Fig. 4: The angles depiced in shades of red for the x-axis and shades of blue for the y-axis. intLobby_15_4.bin was used as input with a kernel size of 5. The computation with the reference program on an i7 MacBookPro took 125 seconds. Full resolution (124MiB).
Also note that both interpolated images have a black "border" around the edges. This is because of the kernel size. A better implementation could still start from the edges, but would then have to perform extra checkings. Also such an improved implementation would need to take care of the fact that the image is 360 degree, the pixel next of the zeroth pixel of a line is the right-most pixel. But we ignore those details for this project.
- normalsFloatImg.cpp: Reference implementation.
- Input depth map: lobby.bin (660 MiB)
- Output normal map (kernel size 5): intLobby_Normals.bin (1420 MiB)
- Input depth map cropped: cropped.bin (3.8MiB)
- Output depth map cropped: croppedNormals.bin (kernelSize: 15) (7.7MiB)
- compareNormalFloatImg.cpp: Compares two binary normals files if they contain the same values, up to an epsilon provided as argument. This program will be used by the gradebot to check if your program computes the correct result. The epsilon used will be generous 0.1 (rad).
- normalImage2png.cpp: Takes a float normal image and creates an according png image for visualization. Depends on libpng and png++ .
- Makefile for all three programs (for Mac - you will need to adjust the png++ location for your system - or comment out floatImage2png).
Task:In the computer architecture lecture we have learned several techniques to make programs faster. Use them to implement the algorithm as fast as possible. You can change whatever you like - it is only important that your output is the same as the reference program. You may not use any specialized math library - SSE and openMP should be enough.
Do NOT set the number of threads of openMP by hand - it will be set by the environment variable!
The simplest approach is to take the reference implementation and start changing/ optimizing it.
You might also gain a good speedup by optimizing the algorithm itself - the allowed maximum error of 0.1 should be quite sufficient for this!
Take care of what makes sense to optimize and what not. For example the reading and writing of the images is not part of the timing - so you do not need to change anything there. Update: The actual grading run later will use a big kernel - maybe 127 or 255 - so make sure you program is compatible with this.
Submission:Check into gradebot:
- normalsFloatImg.cpp: Your fast implementation.
- Makefile: Your Makefile.
GradingGradebot will use a small map to test your program. If your output is incompatible you will receive 0 pts! Gradebot will show you the output of your program - keep it short! This way you will have a rough estimate how fast you are compared to the other students. But keep in mind that the gradebot is a shared resource, so those values might differ a lot.

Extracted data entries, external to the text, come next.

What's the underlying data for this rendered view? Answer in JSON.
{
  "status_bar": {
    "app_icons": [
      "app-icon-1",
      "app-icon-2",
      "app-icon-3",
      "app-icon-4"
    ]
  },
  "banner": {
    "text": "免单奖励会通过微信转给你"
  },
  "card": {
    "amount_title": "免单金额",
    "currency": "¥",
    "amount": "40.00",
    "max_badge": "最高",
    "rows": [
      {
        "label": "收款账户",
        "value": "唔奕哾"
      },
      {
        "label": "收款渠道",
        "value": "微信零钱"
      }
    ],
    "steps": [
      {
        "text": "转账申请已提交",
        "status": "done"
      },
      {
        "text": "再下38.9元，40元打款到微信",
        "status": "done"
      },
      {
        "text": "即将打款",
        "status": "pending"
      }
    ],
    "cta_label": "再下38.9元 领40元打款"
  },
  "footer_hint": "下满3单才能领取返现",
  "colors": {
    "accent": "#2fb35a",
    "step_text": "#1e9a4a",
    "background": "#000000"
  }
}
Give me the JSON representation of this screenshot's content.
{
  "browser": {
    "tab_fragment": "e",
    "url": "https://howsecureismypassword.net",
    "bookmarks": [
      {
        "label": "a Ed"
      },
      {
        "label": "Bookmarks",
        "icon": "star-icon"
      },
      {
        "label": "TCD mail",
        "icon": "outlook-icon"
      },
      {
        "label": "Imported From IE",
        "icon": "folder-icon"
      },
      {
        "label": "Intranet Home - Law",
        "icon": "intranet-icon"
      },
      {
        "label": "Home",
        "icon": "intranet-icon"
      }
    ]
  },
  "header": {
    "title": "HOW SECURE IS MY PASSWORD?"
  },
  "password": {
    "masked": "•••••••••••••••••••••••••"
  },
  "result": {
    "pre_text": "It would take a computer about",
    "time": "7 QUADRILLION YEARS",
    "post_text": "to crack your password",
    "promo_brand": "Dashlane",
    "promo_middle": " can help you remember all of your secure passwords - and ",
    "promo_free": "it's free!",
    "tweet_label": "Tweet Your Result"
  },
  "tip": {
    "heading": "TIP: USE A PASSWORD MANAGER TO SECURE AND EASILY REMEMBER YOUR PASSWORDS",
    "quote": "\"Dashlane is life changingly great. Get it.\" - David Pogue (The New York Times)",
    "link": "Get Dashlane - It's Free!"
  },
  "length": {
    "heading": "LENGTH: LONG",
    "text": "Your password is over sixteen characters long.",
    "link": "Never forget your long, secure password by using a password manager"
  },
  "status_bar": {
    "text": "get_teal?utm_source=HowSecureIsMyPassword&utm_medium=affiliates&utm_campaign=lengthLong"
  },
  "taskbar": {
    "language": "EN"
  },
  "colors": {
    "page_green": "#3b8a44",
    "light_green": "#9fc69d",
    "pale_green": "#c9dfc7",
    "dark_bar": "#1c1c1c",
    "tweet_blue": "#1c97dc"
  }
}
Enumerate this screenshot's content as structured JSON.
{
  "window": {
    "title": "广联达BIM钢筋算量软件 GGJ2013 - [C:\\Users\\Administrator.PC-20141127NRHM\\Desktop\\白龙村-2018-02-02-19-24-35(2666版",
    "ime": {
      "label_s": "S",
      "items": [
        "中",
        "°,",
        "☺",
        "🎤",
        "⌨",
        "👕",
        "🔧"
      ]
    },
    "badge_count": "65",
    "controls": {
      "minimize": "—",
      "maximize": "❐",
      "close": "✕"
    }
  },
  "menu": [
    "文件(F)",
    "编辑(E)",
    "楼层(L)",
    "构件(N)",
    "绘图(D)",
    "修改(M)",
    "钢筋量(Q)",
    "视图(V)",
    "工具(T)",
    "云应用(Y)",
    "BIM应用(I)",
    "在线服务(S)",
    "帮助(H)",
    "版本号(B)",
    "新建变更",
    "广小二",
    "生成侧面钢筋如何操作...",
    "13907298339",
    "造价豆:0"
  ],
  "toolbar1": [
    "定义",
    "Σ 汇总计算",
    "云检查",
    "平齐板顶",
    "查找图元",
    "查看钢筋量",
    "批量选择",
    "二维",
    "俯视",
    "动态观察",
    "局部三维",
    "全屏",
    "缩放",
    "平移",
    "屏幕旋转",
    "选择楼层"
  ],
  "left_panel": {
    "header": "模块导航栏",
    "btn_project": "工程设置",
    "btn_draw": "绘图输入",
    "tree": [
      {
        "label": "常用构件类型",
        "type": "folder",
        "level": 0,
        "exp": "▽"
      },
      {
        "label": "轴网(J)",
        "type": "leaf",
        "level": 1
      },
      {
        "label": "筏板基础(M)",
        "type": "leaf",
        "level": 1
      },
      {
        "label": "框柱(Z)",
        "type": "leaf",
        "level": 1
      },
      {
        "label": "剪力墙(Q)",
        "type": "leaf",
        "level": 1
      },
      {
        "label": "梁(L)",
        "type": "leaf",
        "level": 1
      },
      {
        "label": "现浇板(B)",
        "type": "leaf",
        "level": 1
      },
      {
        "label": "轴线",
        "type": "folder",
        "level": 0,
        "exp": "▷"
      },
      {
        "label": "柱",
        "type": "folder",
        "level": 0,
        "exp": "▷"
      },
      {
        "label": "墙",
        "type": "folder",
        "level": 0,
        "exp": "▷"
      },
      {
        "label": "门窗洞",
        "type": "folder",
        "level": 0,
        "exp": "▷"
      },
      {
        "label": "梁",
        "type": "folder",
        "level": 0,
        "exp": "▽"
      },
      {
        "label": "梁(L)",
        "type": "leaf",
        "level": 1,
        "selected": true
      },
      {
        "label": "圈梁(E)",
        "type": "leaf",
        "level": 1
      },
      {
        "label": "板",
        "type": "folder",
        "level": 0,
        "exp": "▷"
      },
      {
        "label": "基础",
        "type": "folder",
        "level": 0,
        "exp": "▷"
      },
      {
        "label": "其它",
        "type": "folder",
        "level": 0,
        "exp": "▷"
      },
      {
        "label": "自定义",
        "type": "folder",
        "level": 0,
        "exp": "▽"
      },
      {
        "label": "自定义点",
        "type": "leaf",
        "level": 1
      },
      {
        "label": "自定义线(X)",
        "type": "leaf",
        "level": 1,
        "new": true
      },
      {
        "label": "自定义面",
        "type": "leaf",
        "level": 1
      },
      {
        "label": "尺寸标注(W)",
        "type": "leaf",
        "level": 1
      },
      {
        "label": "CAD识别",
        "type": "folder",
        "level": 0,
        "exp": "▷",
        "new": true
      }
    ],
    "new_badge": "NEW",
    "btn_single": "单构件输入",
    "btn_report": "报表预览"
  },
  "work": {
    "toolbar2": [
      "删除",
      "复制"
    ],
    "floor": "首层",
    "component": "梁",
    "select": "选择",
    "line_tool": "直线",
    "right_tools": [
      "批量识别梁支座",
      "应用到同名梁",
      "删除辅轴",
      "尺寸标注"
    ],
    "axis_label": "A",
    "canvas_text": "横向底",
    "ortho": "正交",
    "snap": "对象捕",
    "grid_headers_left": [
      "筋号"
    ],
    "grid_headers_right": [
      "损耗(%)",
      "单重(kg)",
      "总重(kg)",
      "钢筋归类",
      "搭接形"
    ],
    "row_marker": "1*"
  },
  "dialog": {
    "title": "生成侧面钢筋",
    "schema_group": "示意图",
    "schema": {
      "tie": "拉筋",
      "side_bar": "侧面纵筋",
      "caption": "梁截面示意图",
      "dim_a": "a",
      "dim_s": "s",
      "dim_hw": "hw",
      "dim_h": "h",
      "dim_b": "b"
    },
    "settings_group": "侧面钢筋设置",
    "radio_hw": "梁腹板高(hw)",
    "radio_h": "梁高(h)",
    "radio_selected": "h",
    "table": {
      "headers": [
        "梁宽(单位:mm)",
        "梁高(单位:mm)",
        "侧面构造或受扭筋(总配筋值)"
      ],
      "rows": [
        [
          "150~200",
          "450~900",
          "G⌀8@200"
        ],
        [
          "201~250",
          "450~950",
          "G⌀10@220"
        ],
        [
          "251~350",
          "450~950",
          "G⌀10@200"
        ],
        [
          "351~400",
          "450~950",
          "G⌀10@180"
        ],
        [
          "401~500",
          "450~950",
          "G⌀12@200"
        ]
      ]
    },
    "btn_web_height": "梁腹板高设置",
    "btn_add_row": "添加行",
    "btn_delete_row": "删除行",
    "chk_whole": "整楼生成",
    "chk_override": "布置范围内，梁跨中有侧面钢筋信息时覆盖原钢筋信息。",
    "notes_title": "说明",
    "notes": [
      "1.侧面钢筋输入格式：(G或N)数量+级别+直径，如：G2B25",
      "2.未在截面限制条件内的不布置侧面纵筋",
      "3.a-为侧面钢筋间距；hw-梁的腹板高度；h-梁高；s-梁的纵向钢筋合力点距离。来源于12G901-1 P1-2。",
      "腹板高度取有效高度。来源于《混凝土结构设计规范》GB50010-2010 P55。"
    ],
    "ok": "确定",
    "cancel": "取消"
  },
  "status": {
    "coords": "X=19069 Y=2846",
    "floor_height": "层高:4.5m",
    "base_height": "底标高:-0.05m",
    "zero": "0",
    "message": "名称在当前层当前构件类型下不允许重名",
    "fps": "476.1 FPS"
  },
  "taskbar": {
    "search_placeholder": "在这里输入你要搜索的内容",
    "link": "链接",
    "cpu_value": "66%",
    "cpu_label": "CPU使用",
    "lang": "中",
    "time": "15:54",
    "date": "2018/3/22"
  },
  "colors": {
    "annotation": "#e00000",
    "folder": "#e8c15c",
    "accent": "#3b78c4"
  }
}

The gradebot checking will be implemented within this week.
Your program will be run on a 10 core (with HyperThreading 20) machine, using the 255, 20 parameters, running Ubuntu 14.04. The speed of each program will be noted.
The slowest 33 percentile and below will receive a score of 80%. The fastest 20 percentile will receive a score of 100%. All other programs will get a score that is linearly scaled between those values.
This project is only worth half of Project 1.1, 1.2, 2.1 or 2.2. (This project 11.11%, other (partial) projects: 22.22%).